Neil Dawson once said that there is no such thing as a temporary outdoor sculpture. His point was that to survive at all temporary outdoor works had to be as secure, as well designed and as robust as permanent ones. The wind – as Neil himself once discovered to his cost – blows with the same strength on the temporary and permanent alike. This reality is one faced by the four plinth project outside Te Papa: an exposed site, a lot of foot traffic day and night and a big space to fill with not just one sculpture but four.

Bearing all this in mind, how would you expect four sculptures on four plinths to cost out? Did anyone come up with $6,250 each? That’s what we’re talking about for the next project which has been awarded to Ilam trained Wellington artist Peter Trevelyan. We’ve posted before about what an absurdly small amount of money is allocated for this large sculptural project. The first contender, Regan Gentry, sensibly opted for a work using cheap rugged materials (Number 8 fencing wire) in his homage to the popular hobby art of wire tree sculpture, but Peter Trevelyan is taking a different tack with his work Mimetic Brotherhood.
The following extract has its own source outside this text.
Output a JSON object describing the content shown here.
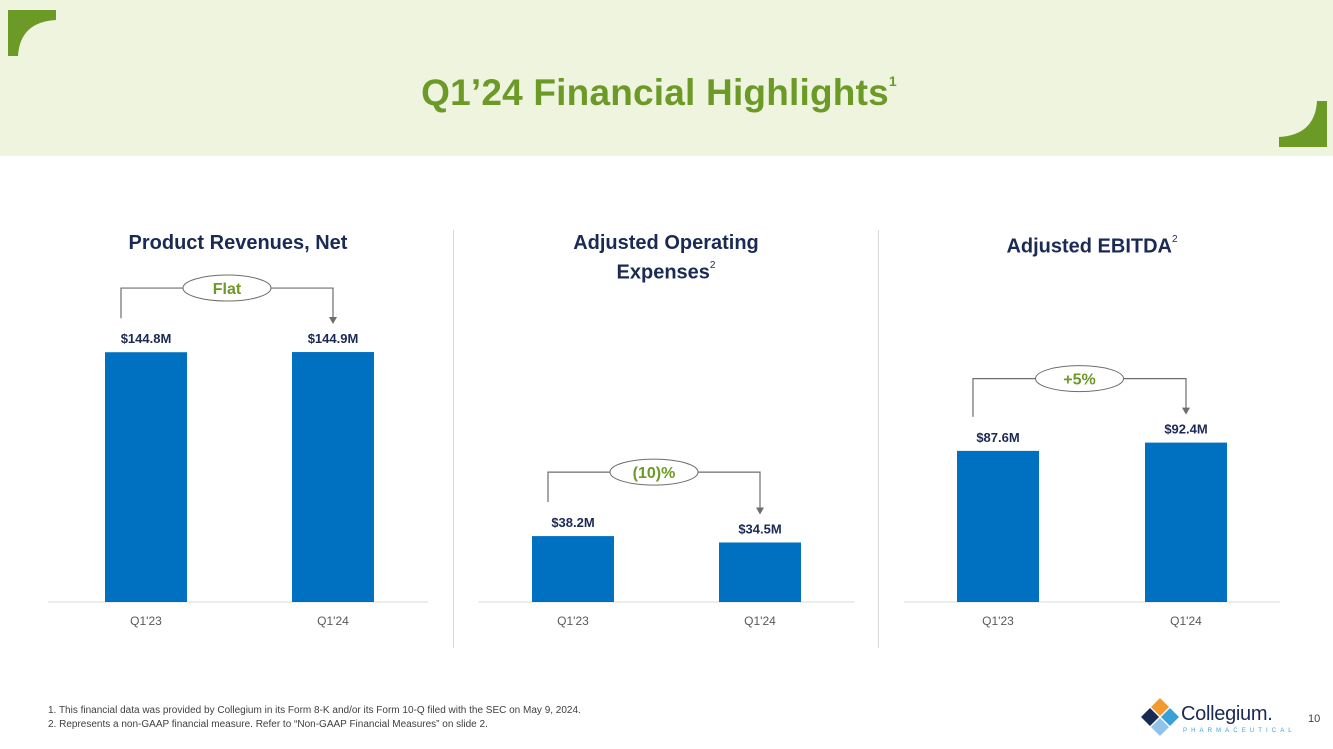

Film maker Stephen Spielberg famously claimed that his big lesson from making Jaws was to never again work with mechanical sharks and never shoot a film on water. The same might be said for mirrors and hydraulics in public sculpture. That Trevelyan can even consider making four hydraulically moving sculptures for $25,000 is extraordinary, but that each work is covered in mirrors and has to stay in motion for months on end ventures way beyond the usual demands placed on temporary outdoor sculpture. Let’s hope Trevelyan’s contract with the Wellington Sculpture Trust puts the replacement of mirror parts, the maintenance of the hydraulics and third party insurance on someone other than the artist.